Cuckoo Cycle doesn't rely on cryptographic security of its underlying hash function,
and Dan Bernstein himself attested to its use in Cuckoo Cycle being perfectly sound.
Please provide me a copy of that discussion, because I believe I have already shown it is potentially unsound in some logic I have written down and not yet revealed.
I spoke to him in person at BITCOIN'15 where I presented Cuckoo Cycle.
Are you referring to the latest version of your code, because I am referring to the code that was in the Appendix of your December 31. 2014 white paper which references int buckets.
The bucketing in an earlier version was just something inessential to the algorithm that was
found to be beneficial to performance. Last year I replaced it by prefetching in commit
https://github.com/tromp/cuckoo/commit/5aef59659e77c599c730ece6a42a7a2597de80dawhich turned out to be more beneficial.
Is this edge trimming coming from a suggestion from Dave Andersen?
Yes, implemented back in April 2014.
In one round of edge trimming, Cuckoo Cycle typically updates 2^29 counters
spread over 2^8 memory banks. Each memory bank thus holds 2^21 counters,
only 2^14 of which typically fit in a single row. This is where the latency comes in.
To avoid latency, you could increase the number of memory banks by a factor of 2^7,
but this similarly increases die area, hardware costs, and energy usage.
Or increase the number of h/w threads to 2^15 (2^8 multiplied by 2^21 bits for 2-bit counters divided by 2^14 bits per row) which have some efficient h/w mechanism for waiting to be synchronized on a memory page/row.
I don't see why you multiply with the number of rows that Cuckoo uses per memory bank.
Your 2^15 threads will each hash some nonce and then most will want to access a unique row.
Then what? There's little to be synchronized.
Alternatively, the algorithm parameter PART_BITS allows for a reduction in the number
of counters in use at the same time, which is what your proposal essentially amounts to.
Setting this to 21 will require only 2^8 counters,
one per memory bank. But now your hash computations have increased by a factor 2^21,
over 2 million.
No that is not equivalent to increasing the number of h/w threads and syncing them to pause until 2^13 of them are queued up to read a shared memory page/row.

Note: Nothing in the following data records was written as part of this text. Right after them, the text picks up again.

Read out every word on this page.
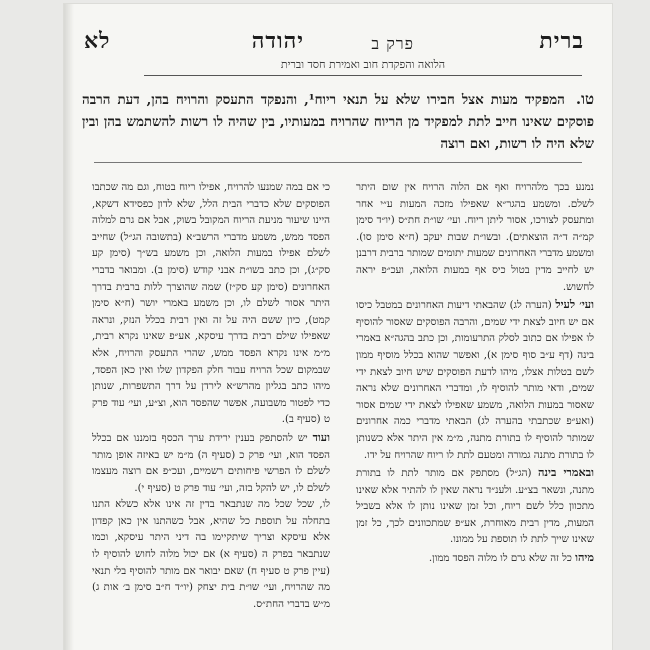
ברית
פרק ב
יהודה
לא
הלואה והפקדת חוב ואמירת חסד וברית
טו. המפקיד מעות אצל חבירו שלא על תנאי ריוח¹, והנפקד התעסק והרויח בהן, דעת הרבה פוסקים שאינו חייב לתת למפקיד מן הריוח שהרויח במעותיו, בין שהיה לו רשות להשתמש בהן ובין שלא היה לו רשות, ואם רוצה

נמנע בכך מלהרויח ואף אם הלוה הרויח אין שום היתר לשלם. ומשמע בהגר״א שאפילו מזכה המעות ע״י אחר ומתעסק לצורכו, אסור ליתן ריוח. ועי׳ שו״ת חת״ס (יו״ד סימן קמ״ה ד״ה הוצאתים). ובשו״ת שבות יעקב (ח״א סימן סו). ומשמע מדברי האחרונים שמעות יתומים שמותר ברבית דרבנן יש לחייב מדין בטול כיס אף במעות הלואה, ועכ״פ יראה לחשוש.

ועי׳ לעיל (הערה לג) שהבאתי דיעות האחרונים במטבל כיסו אם יש חיוב לצאת ידי שמים, והרבה הפוסקים שאסור להוסיף לו אפילו אם כתוב לסלק התרעומות, וכן כתב בהגה״א באמרי בינה (דף ע״ב סוף סימן א), ואפשר שהוא בכלל מוסיף ממון לשם בטלות אצלו, מיהו לדעת הפוסקים שיש חיוב לצאת ידי שמים, ודאי מותר להוסיף לו, ומדברי האחרונים שלא נראה שאסור במעות הלואה, משמע שאפילו לצאת ידי שמים אסור (ואע״פ שכתבתי בהערה לג) הבאתי מדברי כמה אחרונים שמותר להוסיף לו בתורת מתנה, מ״מ אין היתר אלא כשנותן לו בתורת מתנה גמורה ומטעם לתת לו ריוח שהרויח על ידו.

ובאמרי בינה (הג״ל) מסתפק אם מותר לתת לו בתורת מתנה, ונשאר בצ״ע. ולענ״ד נראה שאין לו להתיר אלא שאינו מתכוון כלל לשם ריוח, וכל זמן שאינו נותן לו אלא בשביל המעות, מדין רבית מאוחרת, אע״פ שמתכוונים לכך, כל זמן שאינו שייך לתת לו תוספת על ממונו.

מיהו כל זה שלא גרם לו מלוה הפסד ממון.

כי אם במה שמנעו להרויח, אפילו ריוח בטוח, וגם מה שכתבו הפוסקים שלא כדברי הבית הלל, שלא לדון כפסידא דשקא, היינו שיעור מניעת הריוח המקובל בשוק, אבל אם גרם למלוה הפסד ממש, משמע מדברי הרשב״א (בתשובה הג״ל) שחייב לשלם אפילו במעות הלואה, וכן משמע בש״ך (סימן קע סק״ג), וכן כתב בשו״ת אבני קודש (סימן ב). ומבואר בדברי האחרונים (סימן קע סק״ז) שמה שהוצרך ללות ברבית בדרך היתר אסור לשלם לו, וכן משמע באמרי יושר (ח״א סימן קמט), כיון ששם היה על זה ואין רבית בכלל הנזק, ונראה שאפילו שילם רבית בדרך עיסקא, אע״פ שאינו נקרא רבית, מ״מ אינו נקרא הפסד ממש, שהרי התעסק והרויח, אלא שבמקום שכל הרויח עבור חלק הפקדון שלו ואין כאן הפסד, מיהו כתב בגליון מהרש״א לירדן על דרך התשפרות, שנותן כדי לפטור משבועה, אפשר שהפסד הוא, וצ״ע, ועי׳ עוד פרק ט (סעיף ב).

ועוד יש להסתפק בענין ירידת ערך הכסף בזמננו אם בכלל הפסד הוא, ועי׳ פרק כ (סעיף ה) מ״מ יש באיזה אופן מותר לשלם לו הפרשי פיחותים רשמיים, ועכ״פ אם רוצה מעצמו לשלם לו, יש להקל בזה, ועי׳ עוד פרק ט (סעיף י).

לו, שכל שכל מה שנתבאר בדין זה אינו אלא כשלא התנו בתחלה על תוספת כל שהיא, אבל כשהתנו אין כאן קפדון אלא עיסקא וצריך שיתקיימו בה דיני היתר עיסקא, וכמו שנתבאר בפרק ה (סעיף א) אם יכול מלוה לחוש להוסיף לו (עיין פרק ט סעיף ח) שאם יבואר אם מותר להוסיף בלי תנאי מה שהרויח, ועי׳ שו״ת בית יצחק (יו״ד ח״ב סימן ב׳ אות ג) מ״ש בדברי החת״ס.
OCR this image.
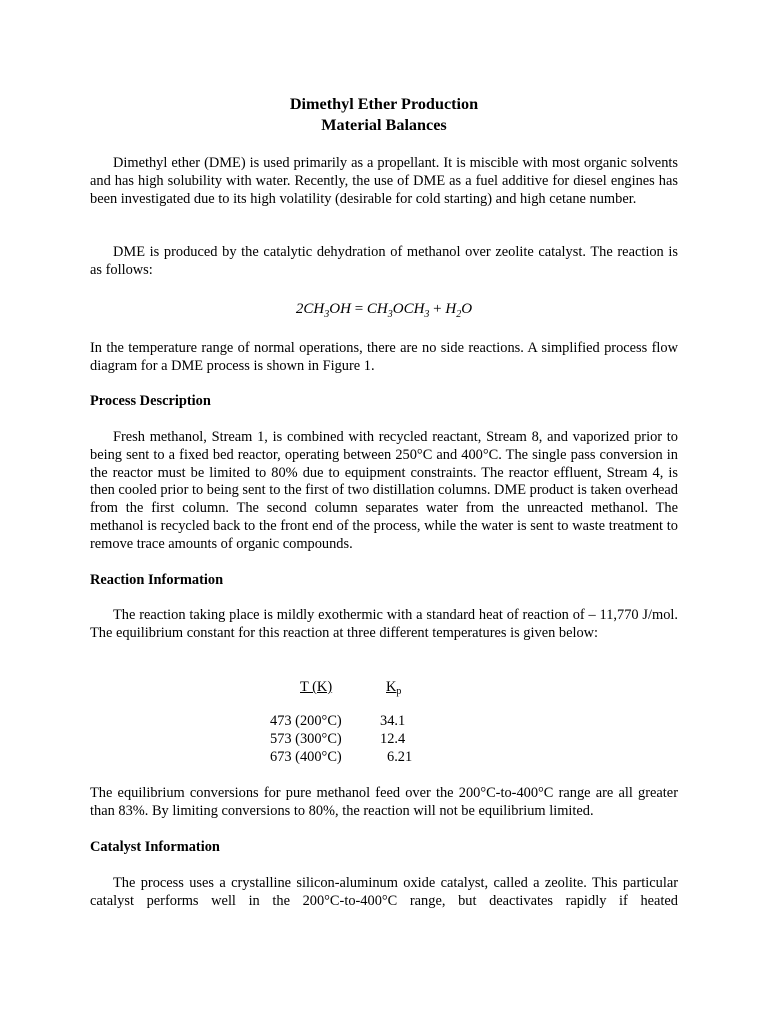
Dimethyl Ether Production
Material Balances

Dimethyl ether (DME) is used primarily as a propellant. It is miscible with most organic solvents and has high solubility with water. Recently, the use of DME as a fuel additive for diesel engines has been investigated due to its high volatility (desirable for cold starting) and high cetane number.

DME is produced by the catalytic dehydration of methanol over zeolite catalyst. The reaction is as follows:

$2CH_3OH = CH_3OCH_3 + H_2O$

In the temperature range of normal operations, there are no side reactions. A simplified process flow diagram for a DME process is shown in Figure 1.

Process Description

Fresh methanol, Stream 1, is combined with recycled reactant, Stream 8, and vaporized prior to being sent to a fixed bed reactor, operating between 250°C and 400°C. The single pass conversion in the reactor must be limited to 80% due to equipment constraints. The reactor effluent, Stream 4, is then cooled prior to being sent to the first of two distillation columns. DME product is taken overhead from the first column. The second column separates water from the unreacted methanol. The methanol is recycled back to the front end of the process, while the water is sent to waste treatment to remove trace amounts of organic compounds.

Reaction Information

The reaction taking place is mildly exothermic with a standard heat of reaction of – 11,770 J/mol. The equilibrium constant for this reaction at three different temperatures is given below:

T (K)	$K_p$
473 (200°C)	34.1
573 (300°C)	12.4
673 (400°C)	6.21

The equilibrium conversions for pure methanol feed over the 200°C-to-400°C range are all greater than 83%. By limiting conversions to 80%, the reaction will not be equilibrium limited.

Catalyst Information

The process uses a crystalline silicon-aluminum oxide catalyst, called a zeolite. This particular catalyst performs well in the 200°C-to-400°C range, but deactivates rapidly if heated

In my code a thread is something that processes a sequence of nonces, hashing each one, and
then atomically updating a corresponding counter, without any coordination.
Are you proposing a thread for each nonce? Half a billion threads?
I really don't understand what you are proposing and how this syncing is supposed to be implemented.
Btw, electrical power cost of SRAM is only one order-of-magnitude increase:
I'm talking about the dollar cost of SRAM vs DRAM.